Pass interference penalties are not reviewable in the NFL. But as the entire NFL reviews a controversial pass interference non-call at the end of Monday night’s Patriots-Panthers game, it’s been largely overlooked that one element of the play could have been reviewed: Whether the ball was touched before pass interference occurred.
NFL head of officiating Dean Blandino said in his quasi-defense of the decision to pick up the pass interference flag that the key question was, “when did the restriction occur in relation to the ball being touched?” In other words, which happened first, Luke Kuechly grabbing Rob Gronkowski, or Robert Lester touching Tom Brady’s pass?
As noted by Blandino’s predecessor, Mike Pereira, on today’s Dan Patrick Show, referee Clete Blakeman could have used instant replay to answer that question. Although pass interference penalties are not reviewable, touching of a forward pass by a defensive player is reviewable.
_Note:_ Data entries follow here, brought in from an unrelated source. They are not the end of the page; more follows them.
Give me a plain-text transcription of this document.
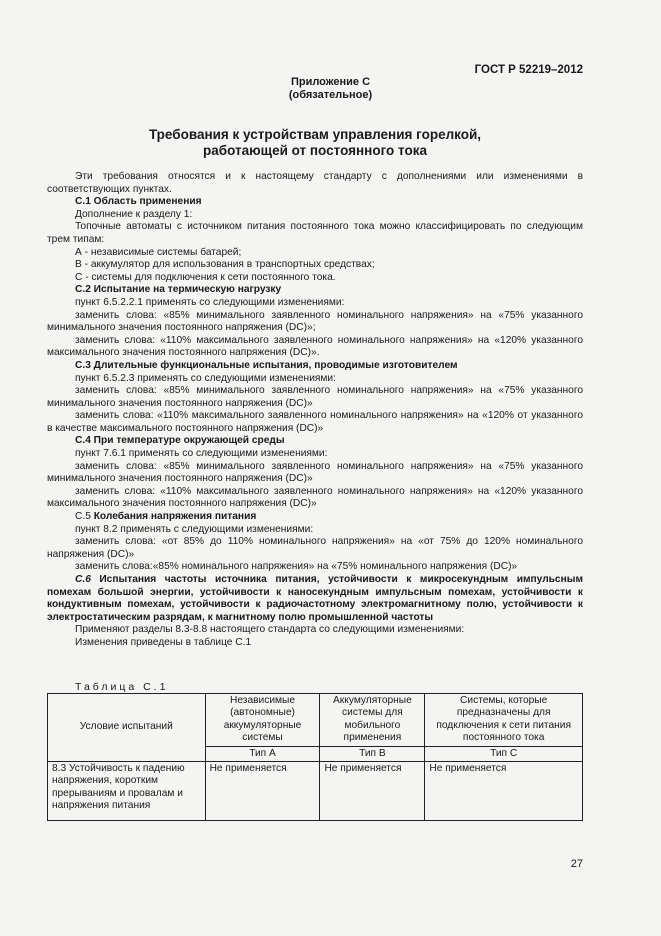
ГОСТ Р 52219–2012
Приложение С
(обязательное)
Требования к устройствам управления горелкой,
работающей от постоянного тока

Эти требования относятся и к настоящему стандарту с дополнениями или изменениями в соответствующих пунктах.

С.1 Область применения

Дополнение к разделу 1:

Топочные автоматы с источником питания постоянного тока можно классифицировать по следующим трем типам:

А - независимые системы батарей;

В - аккумулятор для использования в транспортных средствах;

С - системы для подключения к сети постоянного тока.

С.2 Испытание на термическую нагрузку

пункт 6.5.2.2.1 применять со следующими изменениями:

заменить слова: «85% минимального заявленного номинального напряжения» на «75% указанного минимального значения постоянного напряжения (DC)»;

заменить слова: «110% максимального заявленного номинального напряжения» на «120% указанного максимального значения постоянного напряжения (DC)».

С.3 Длительные функциональные испытания, проводимые изготовителем

пункт 6.5.2.3 применять со следующими изменениями:

заменить слова: «85% минимального заявленного номинального напряжения» на «75% указанного минимального значения постоянного напряжения (DC)»

заменить слова: «110% максимального заявленного номинального напряжения» на «120% от указанного в качестве максимального постоянного напряжения (DC)»

С.4 При температуре окружающей среды

пункт 7.6.1 применять со следующими изменениями:

заменить слова: «85% минимального заявленного номинального напряжения» на «75% указанного минимального значения постоянного напряжения (DC)»

заменить слова: «110% максимального заявленного номинального напряжения» на «120% указанного максимального значения постоянного напряжения (DC)»

С.5 Колебания напряжения питания

пункт 8.2 применять с следующими изменениями:

заменить слова: «от 85% до 110% номинального напряжения» на «от 75% до 120% номинального напряжения (DC)»

заменить слова:«85% номинального напряжения» на «75% номинального напряжения (DC)»

С.6 Испытания частоты источника питания, устойчивости к микросекундным импульсным помехам большой энергии, устойчивости к наносекундным импульсным помехам, устойчивости к кондуктивным помехам, устойчивости к радиочастотному электромагнитному полю, устойчивости к электростатическим разрядам, к магнитному полю промышленной частоты

Применяют разделы 8.3-8.8 настоящего стандарта со следующими изменениями:

Изменения приведены в таблице С.1

Таблица С.1
Условие испытаний	Независимые (автономные) аккумуляторные системы	Аккумуляторные системы для мобильного применения	Системы, которые предназначены для подключения к сети питания постоянного тока
	Тип А	Тип В	Тип С
8.3 Устойчивость к падению напряжения, коротким прерываниям и провалам и напряжения питания	Не применяется	Не применяется	Не применяется
27
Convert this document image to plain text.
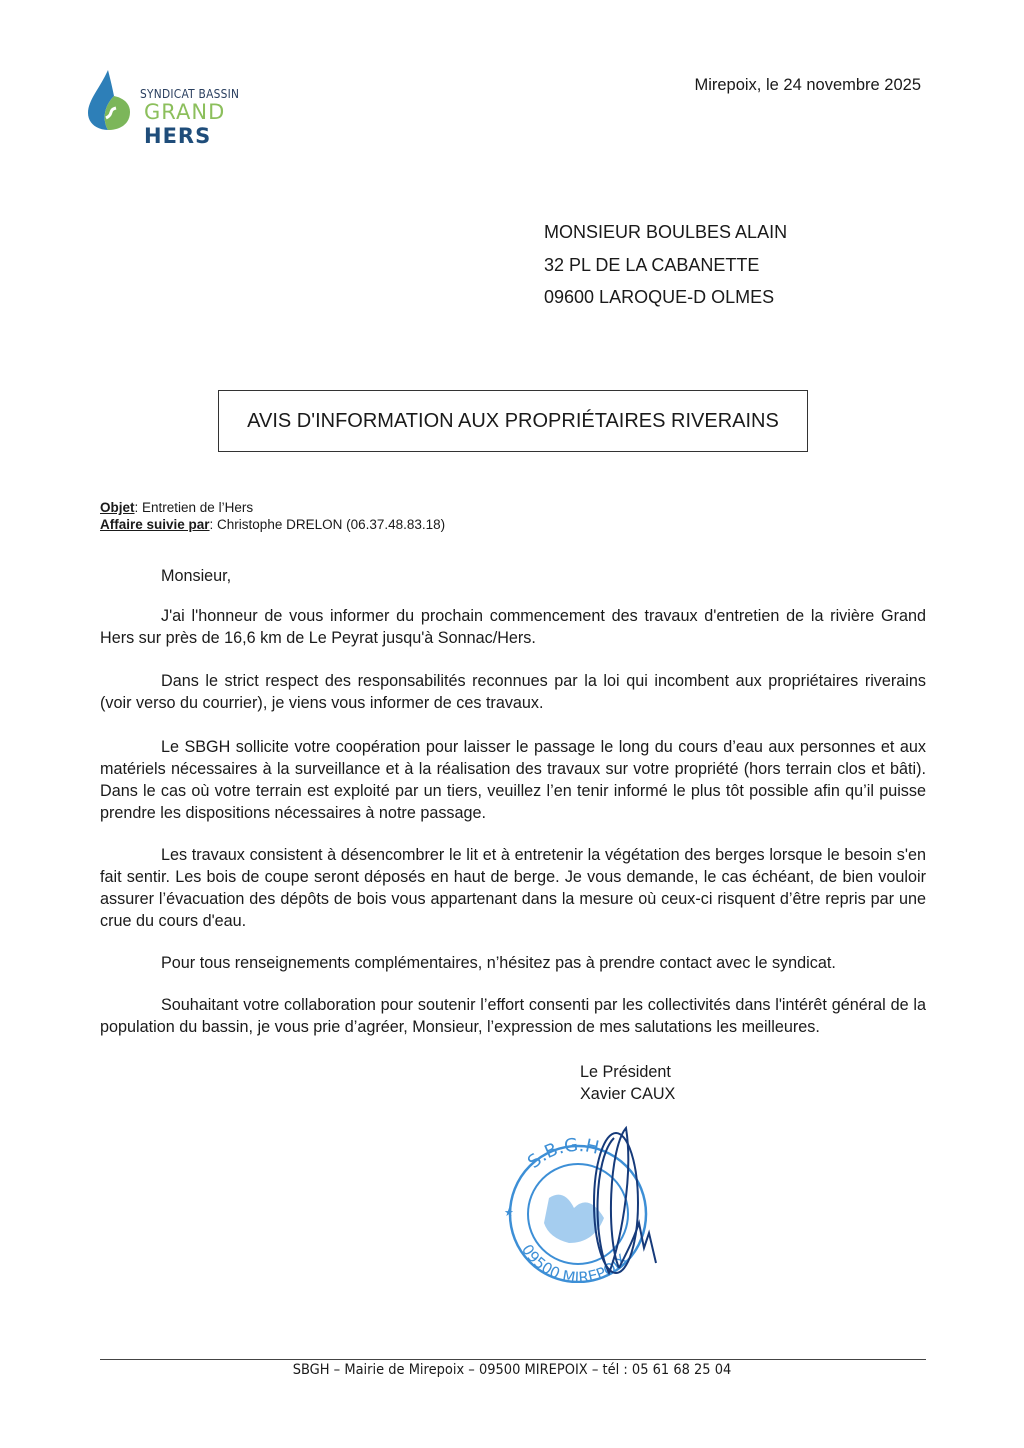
SYNDICAT BASSIN
GRAND HERS
Mirepoix, le 24 novembre 2025
MONSIEUR BOULBES ALAIN
32 PL DE LA CABANETTE
09600 LAROQUE-D OLMES
AVIS D'INFORMATION AUX PROPRIÉTAIRES RIVERAINS
Objet: Entretien de l’Hers
Affaire suivie par: Christophe DRELON (06.37.48.83.18)
Monsieur,
J'ai l'honneur de vous informer du prochain commencement des travaux d'entretien de la rivière Grand Hers sur près de 16,6 km de Le Peyrat jusqu'à Sonnac/Hers.
Dans le strict respect des responsabilités reconnues par la loi qui incombent aux propriétaires riverains (voir verso du courrier), je viens vous informer de ces travaux.
Le SBGH sollicite votre coopération pour laisser le passage le long du cours d’eau aux personnes et aux matériels nécessaires à la surveillance et à la réalisation des travaux sur votre propriété (hors terrain clos et bâti). Dans le cas où votre terrain est exploité par un tiers, veuillez l’en tenir informé le plus tôt possible afin qu’il puisse prendre les dispositions nécessaires à notre passage.
Les travaux consistent à désencombrer le lit et à entretenir la végétation des berges lorsque le besoin s'en fait sentir. Les bois de coupe seront déposés en haut de berge. Je vous demande, le cas échéant, de bien vouloir assurer l’évacuation des dépôts de bois vous appartenant dans la mesure où ceux-ci risquent d’être repris par une crue du cours d'eau.
Pour tous renseignements complémentaires, n’hésitez pas à prendre contact avec le syndicat.
Souhaitant votre collaboration pour soutenir l’effort consenti par les collectivités dans l'intérêt général de la population du bassin, je vous prie d’agréer, Monsieur, l’expression de mes salutations les meilleures.
Le Président
Xavier CAUX
S.B.G.H
09500 MIREPOIX
★
SBGH – Mairie de Mirepoix – 09500 MIREPOIX – tél : 05 61 68 25 04
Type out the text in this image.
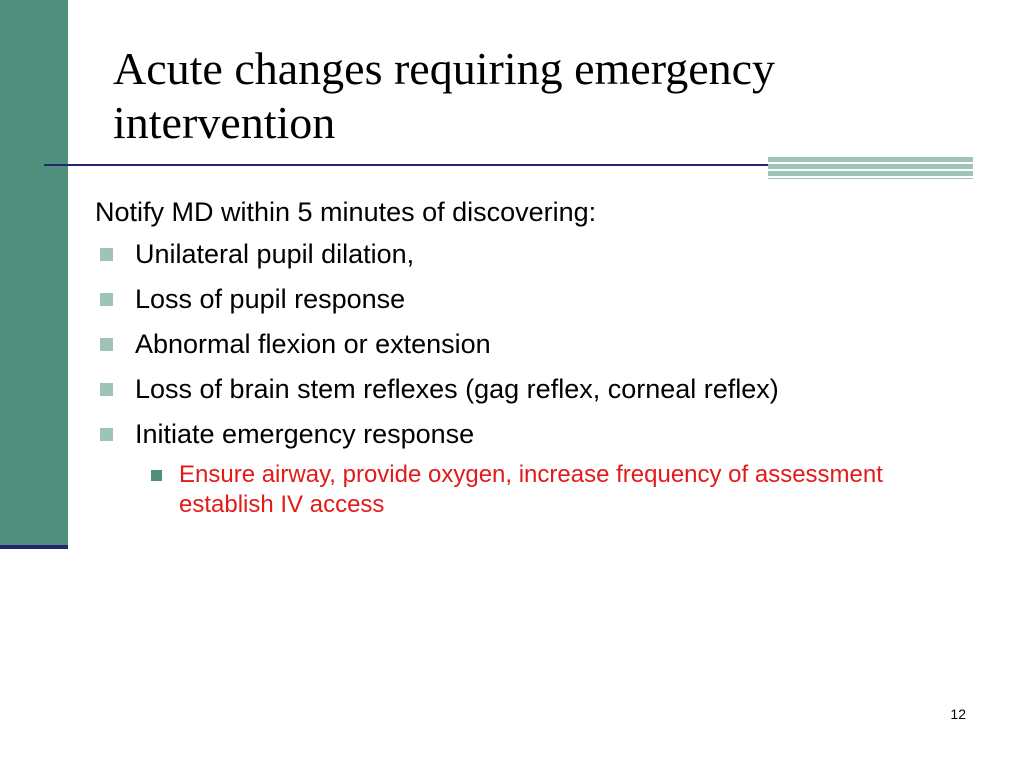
Acute changes requiring emergency intervention
Notify MD within 5 minutes of discovering:
Unilateral pupil dilation,
Loss of pupil response
Abnormal flexion or extension
Loss of brain stem reflexes (gag reflex, corneal reflex)
Initiate emergency response
Ensure airway, provide oxygen, increase frequency of assessment establish IV access
12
“This would have initiated a replay review because that aspect of the play is reviewable,” Pereira said. “You can review the touching of a pass in relationship to pass interference being called, and since it was called and then picked up, if that’s the reason it was picked up, then replay could have put it back on. So replay, somehow, should have gotten involved in this to find out exactly why they picked the flag up. And nobody has really talked about that at this point.”
However, it’s still not clear why the flag was picked up. Although Blandino said the key question was when the ball was touched, Blakeman himself said the key question was whether the pass was catchable. And whether or not a pass is catchable is not reviewable.
Perhaps the NFL needs to change the replay rules so that referees have the authority to use instant replay on such plays. If a game comes down to a judgment call on the last play of the game, the referee should be permitted to check the replay before declaring the game over.